SNI: Nichts mehr zu verlieren?

28.08.1992

EG-Telefunken, Anker, CTM, Diehl, Dietz, Kienzle, Olympia, Mannesmann, Triumph-Adler, VW: Lang ist die Liste der deutschen Unternehmen, die den Ausflug in den Computermarkt teuer bezahlen mußten. Man sähe die Siemens-Nixdorf Informationssysteme AG (SNI) nur ungern am Boden, da wir an industrieller Substanz im DV-Bereich nichts mehr zu verlieren haben. Nur wird der Absturz kaum noch zu vermeiden sein, läßt man sich von den PR-Sprüchen der SNI-Verantwortlichen nicht ablenken. So spitzt sich die Frage zu: Wie will der designierte Siemens-Chef und Kaske-Nachfolger Heinrich von Pierer erklären, daß SNI auch künftig aus der Konzernkasse kräftig subventioniert werden muß? Daß man die Frage so nicht stellen könne, weil der DV-Bereich (heute: SNI) für den Elektroriesen Siemens von strategischer Bedeutung sei, wie der DV-Laie Kaske immer wieder beteuerte, sagt der neue Mann in dieser Absolutheit nicht mehr - Konsequenzen mag von Pierer nicht ausschließen.

Das heißt aber noch nicht, daß eine neue Siemens-Politik eingeleitet worden wäre, was klare Aussagen zur SNI-Misere betrifft - von einer Gewußt-wie-Umsetzung gar nicht zu reden. Es sei gelungen, den SNI-Kunden das Gefühl zu geben, daß sie "weiterhin bei uns gut aufgehoben sind", so von Pierer in einem"Manager-Magazin"-Interview. Was ihn so sicher macht, ist nicht bekannt. Nie hat er ein Computerunternehmen geführt. So sind sie, die Siemens-Strategen, die auf "Synergie at work" und Systemintegration setzen. Was von Pierer in Sachen SNI will, weiß er womöglich selber nicht. Wohl aber konnten die Kunden zuletzt erfahren, daß SNI weiter Personal abbauen muß - und ein Ende der Entlassungswelle ist nicht abzusehen.

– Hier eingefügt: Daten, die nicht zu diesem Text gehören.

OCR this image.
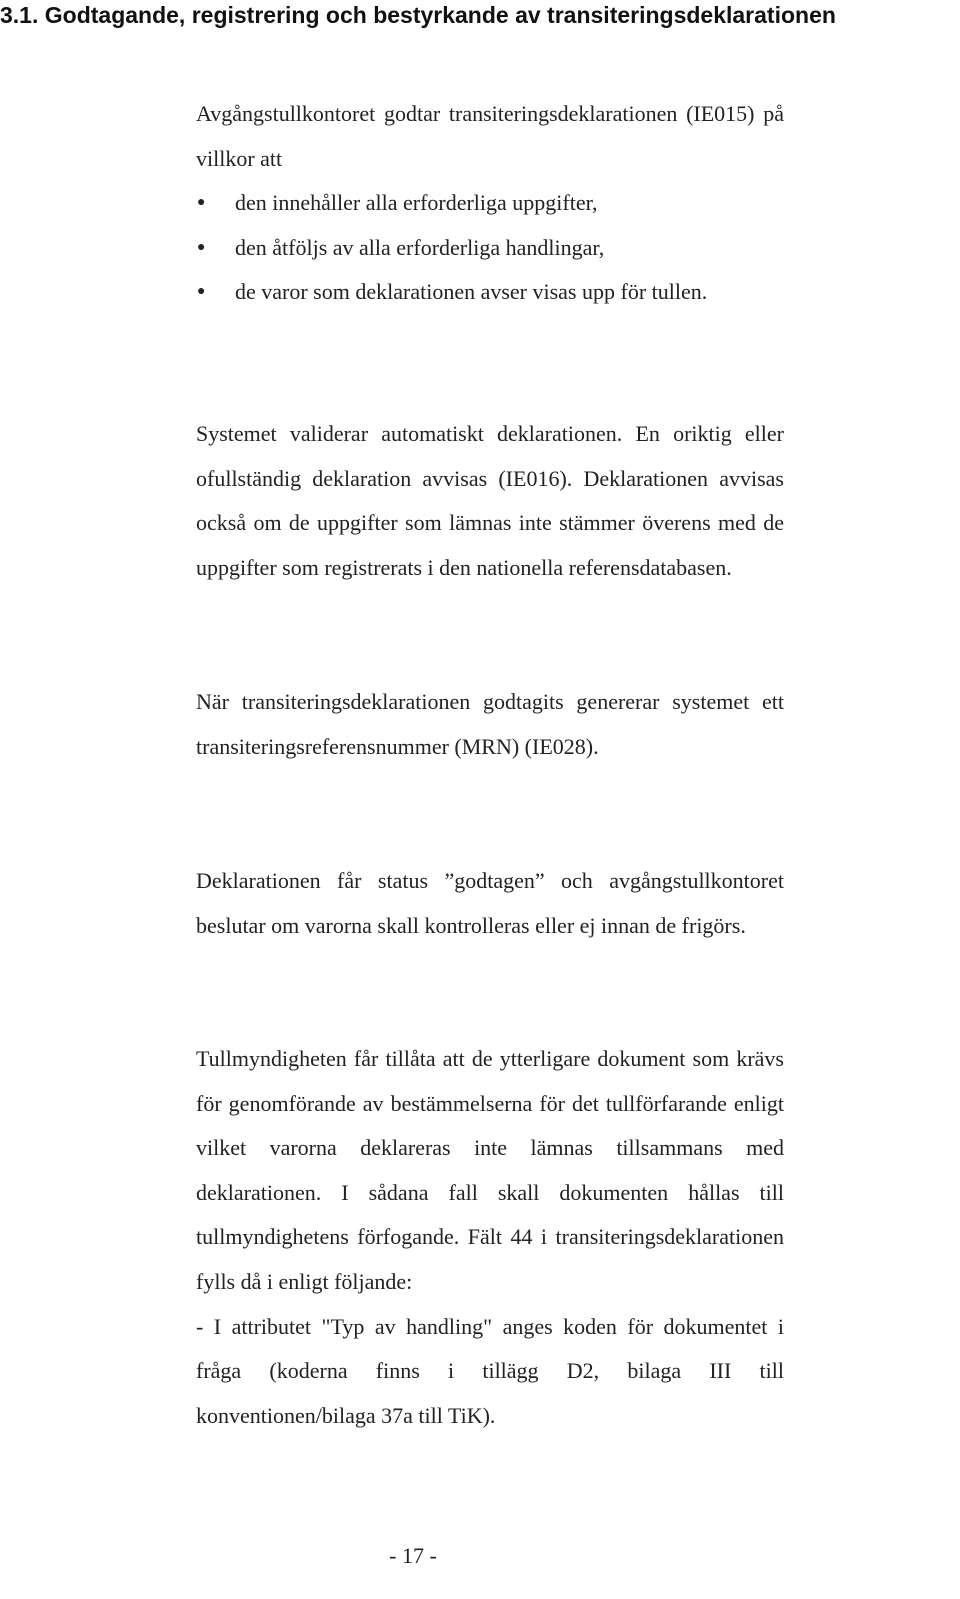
3.1. Godtagande, registrering och bestyrkande av transiteringsdeklarationen

Avgångstullkontoret godtar transiteringsdeklarationen (IE015) på villkor att

● den innehåller alla erforderliga uppgifter,
● den åtföljs av alla erforderliga handlingar,
● de varor som deklarationen avser visas upp för tullen.

Systemet validerar automatiskt deklarationen. En oriktig eller ofullständig deklaration avvisas (IE016). Deklarationen avvisas också om de uppgifter som lämnas inte stämmer överens med de uppgifter som registrerats i den nationella referensdatabasen.

När transiteringsdeklarationen godtagits genererar systemet ett transiteringsreferensnummer (MRN) (IE028).

Deklarationen får status ”godtagen” och avgångstullkontoret beslutar om varorna skall kontrolleras eller ej innan de frigörs.

Tullmyndigheten får tillåta att de ytterligare dokument som krävs för genomförande av bestämmelserna för det tullförfarande enligt vilket varorna deklareras inte lämnas tillsammans med deklarationen. I sådana fall skall dokumenten hållas till tullmyndighetens förfogande. Fält 44 i transiteringsdeklarationen fylls då i enligt följande:

- I attributet "Typ av handling" anges koden för dokumentet i fråga (koderna finns i tillägg D2, bilaga III till konventionen/bilaga 37a till TiK).

- 17 -
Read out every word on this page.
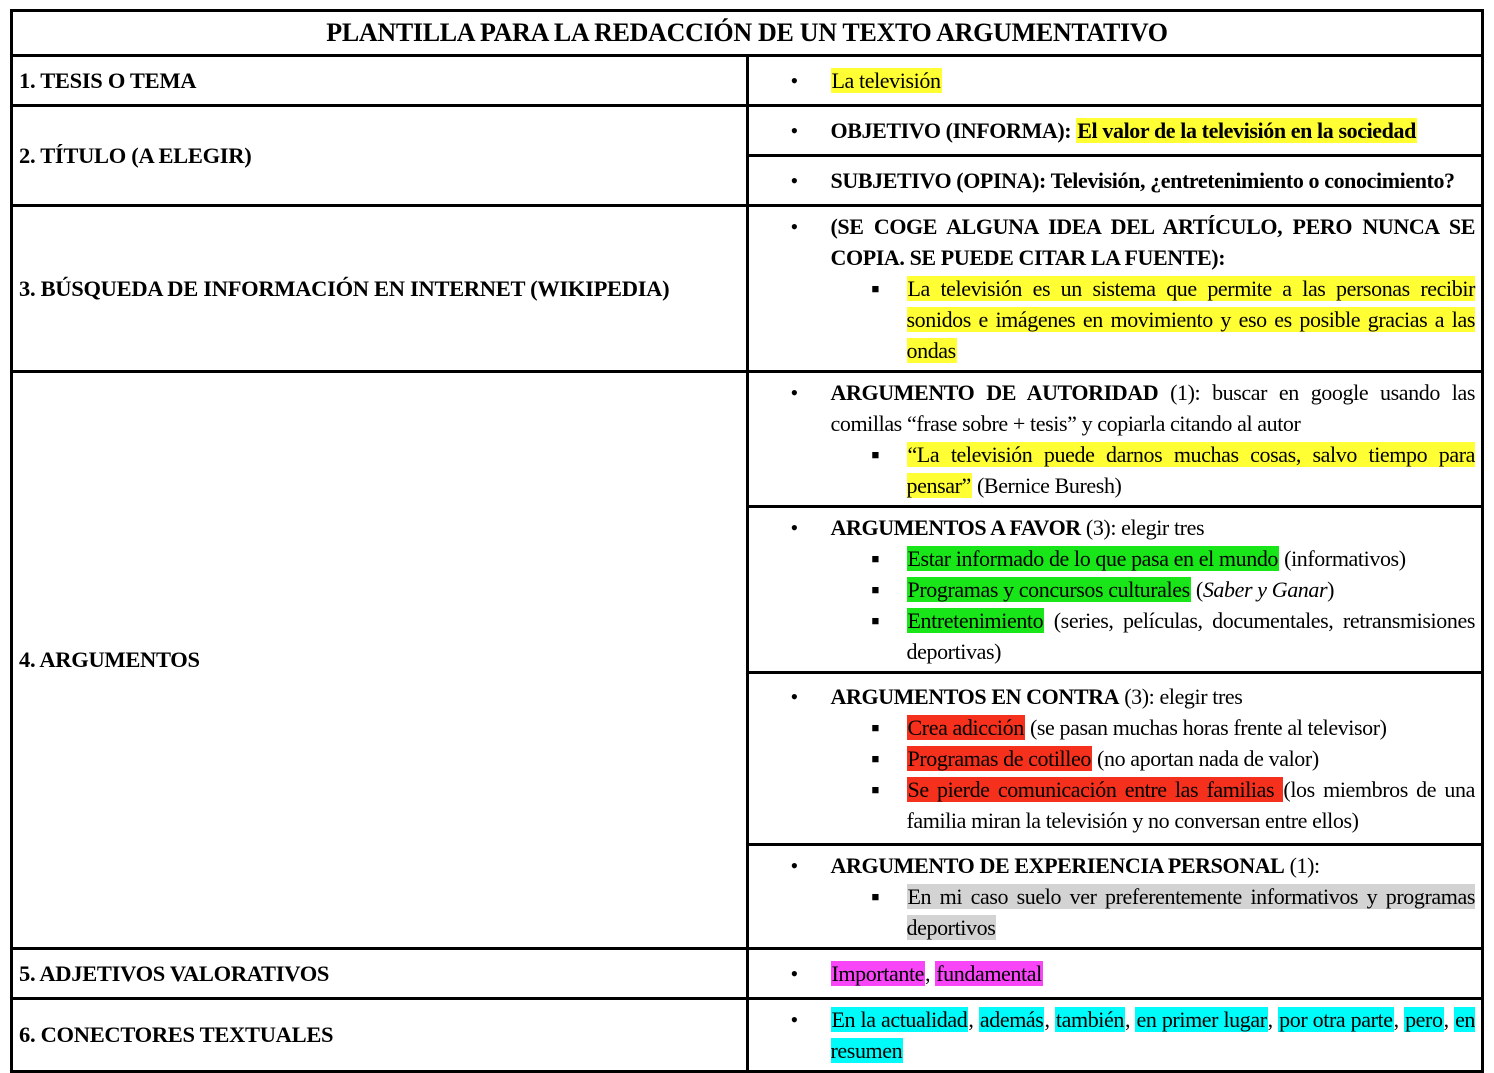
PLANTILLA PARA LA REDACCIÓN DE UN TEXTO ARGUMENTATIVO	
1. TESIS O TEMA	• La televisión

2. TÍTULO (A ELEGIR)	• OBJETIVO (INFORMA): El valor de la televisión en la sociedad

	• SUBJETIVO (OPINA): Televisión, ¿entretenimiento o conocimiento?

3. BÚSQUEDA DE INFORMACIÓN EN INTERNET (WIKIPEDIA)	• (SE COGE ALGUNA IDEA DEL ARTÍCULO, PERO NUNCA SE COPIA. SE PUEDE CITAR LA FUENTE):
■ La televisión es un sistema que permite a las personas recibir sonidos e imágenes en movimiento y eso es posible gracias a las ondas

4. ARGUMENTOS	• ARGUMENTO DE AUTORIDAD (1): buscar en google usando las comillas “frase sobre + tesis” y copiarla citando al autor
■ “La televisión puede darnos muchas cosas, salvo tiempo para pensar” (Bernice Buresh)

	• ARGUMENTOS A FAVOR (3): elegir tres
■ Estar informado de lo que pasa en el mundo (informativos)
■ Programas y concursos culturales (Saber y Ganar)
■ Entretenimiento (series, películas, documentales, retransmisiones deportivas)

	• ARGUMENTOS EN CONTRA (3): elegir tres
■ Crea adicción (se pasan muchas horas frente al televisor)
■ Programas de cotilleo (no aportan nada de valor)
■ Se pierde comunicación entre las familias (los miembros de una familia miran la televisión y no conversan entre ellos)

	• ARGUMENTO DE EXPERIENCIA PERSONAL (1):
■ En mi caso suelo ver preferentemente informativos y programas deportivos

5. ADJETIVOS VALORATIVOS	• Importante, fundamental

6. CONECTORES TEXTUALES	• En la actualidad, además, también, en primer lugar, por otra parte, pero, en resumen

Können die SNI-Kunden angesichts der jüngsten Entwicklung gelassen sein? In der Tat lautet die Frage nicht, ob die Siemens-Manager Tagträumer oder Verschleierer sind, sondern ob die Anwender getäuscht werden. Skepsis ist angebracht: Die SNI AG sitzt so tief in der Klemme, daß sie ohne die Finanzzuwendungen von der Konzernmutter nicht mehr lebensfähig wäre. Wie lange kann sich das Siemens noch leisten? Was nun, Herr von Pierer?

Sich auf die Branchenkrise herauszureden bringt nicht nur nichts, es ist sogar gefährlich. SNI betont die wachsende Bedeutung der Systemintegration. Dabei steht und fällt das DV-Business mit wettbewerbsfähigen Produkten - kein Hersteller kann ohne Neugeschäft reüssieren. Schlimmer noch: Der Abbau von DV-Altlasten, der Versuch, das Knäuel proprietärer und obsoleter Systeme zu entwirren, bindet innovative Kräfte bei Anbietern und Anwendern. Diese halten sich mit Neuinvestitionen zurück. So ist Integration die Ursache der Marktschwäche, für deren Beseitigung sie sich ausgibt. Man muß schwarzsehen für SNI.